Wednesday, February 27, 2008

The Truth About Autism

Wired has a fascinating article The Truth About Autism: Scientists Reconsider What They Think They Know. It starts by describing this video by 27-year-old autistic Amanda Baggs.


An explanation starts at the 3:15 mark.

"No one helped her shoot the video, edit it, and upload it to YouTube. She used a Sony Cybershot DSC-T1, a digital camera that can record up to 90 seconds of video (she has since upgraded). She then patched the footage together using the editing programs RAD Video Tools, VirtualDub, and DivXLand Media Subtitler. "My care provider wouldn't even know how to work the software," she says. Baggs is part of an increasingly visible and highly networked community of autistics. Over the past decade, this group has benefited enormously from the Internet as well as innovations like type-to-speech software. Baggs may never have considered herself trapped in her own world, but thanks to technology, she can communicate with the same speed and specificity as someone using spoken language."

It's a totally mind blowing article.

2 comments:

Anonymous said...

I almost half-expected to read something along these lines as I always felt that auties and aspies' brains work differently from ours.
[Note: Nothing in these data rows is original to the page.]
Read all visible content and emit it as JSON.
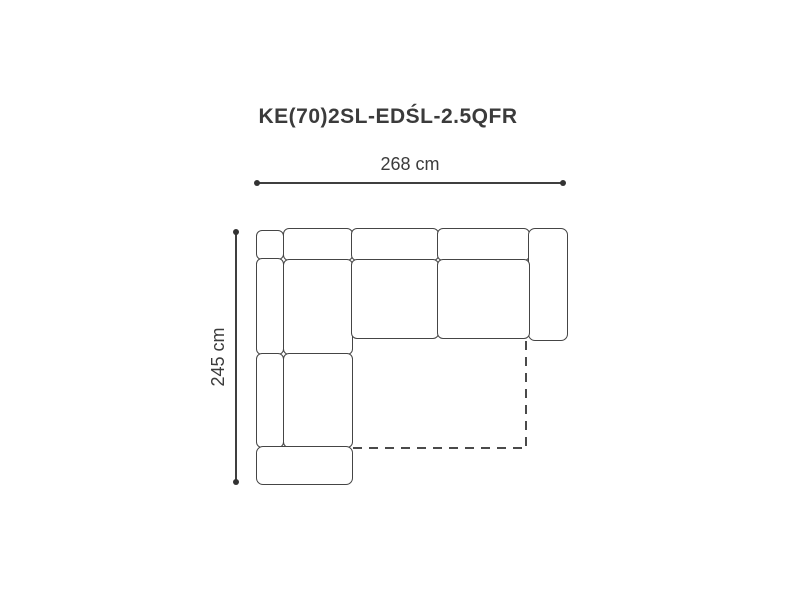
{
  "title": "KE(70)2SL-EDŚL-2.5QFR",
  "dimensions": {
    "width_label": "268 cm",
    "depth_label": "245 cm"
  },
  "colors": {
    "background": "#ffffff",
    "outline": "#454545",
    "dimension_line": "#3f3f3f",
    "text": "#3b3b3b"
  },
  "diagram": {
    "kind": "corner-sofa-top-view",
    "bed_outline_style": "dashed",
    "pieces": [
      "corner-back-block",
      "left-backrest-upper",
      "left-backrest-lower",
      "corner-back-cushion",
      "back-cushion-1",
      "back-cushion-2",
      "right-armrest",
      "corner-seat-upper",
      "corner-seat-lower",
      "seat-1",
      "seat-2",
      "front-armrest"
    ]
  }
}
I see her point in not caring for our language, intelligence etc. but the poor thing cannot even take care of herself! She would starve to death or freeze from cold or something else. It's almost like a different kind of intelligence (dolphins?) that somehow don't belong in our environment. But where do they belong? Is there maybe some dimension where they are at home? I know I sound crazy but to me she is as alien as if she came from Mars...and I sense that in many ways she is superior to me...and I am very uneasy about all this. Do you know or feel what I mean?

Howard said...

I think I do know what you mean. You have to be able to care for yourself as an individual or group. I think it's amazing to understand some of the actions but I'm not sure what all the additional sense interactions accomplish.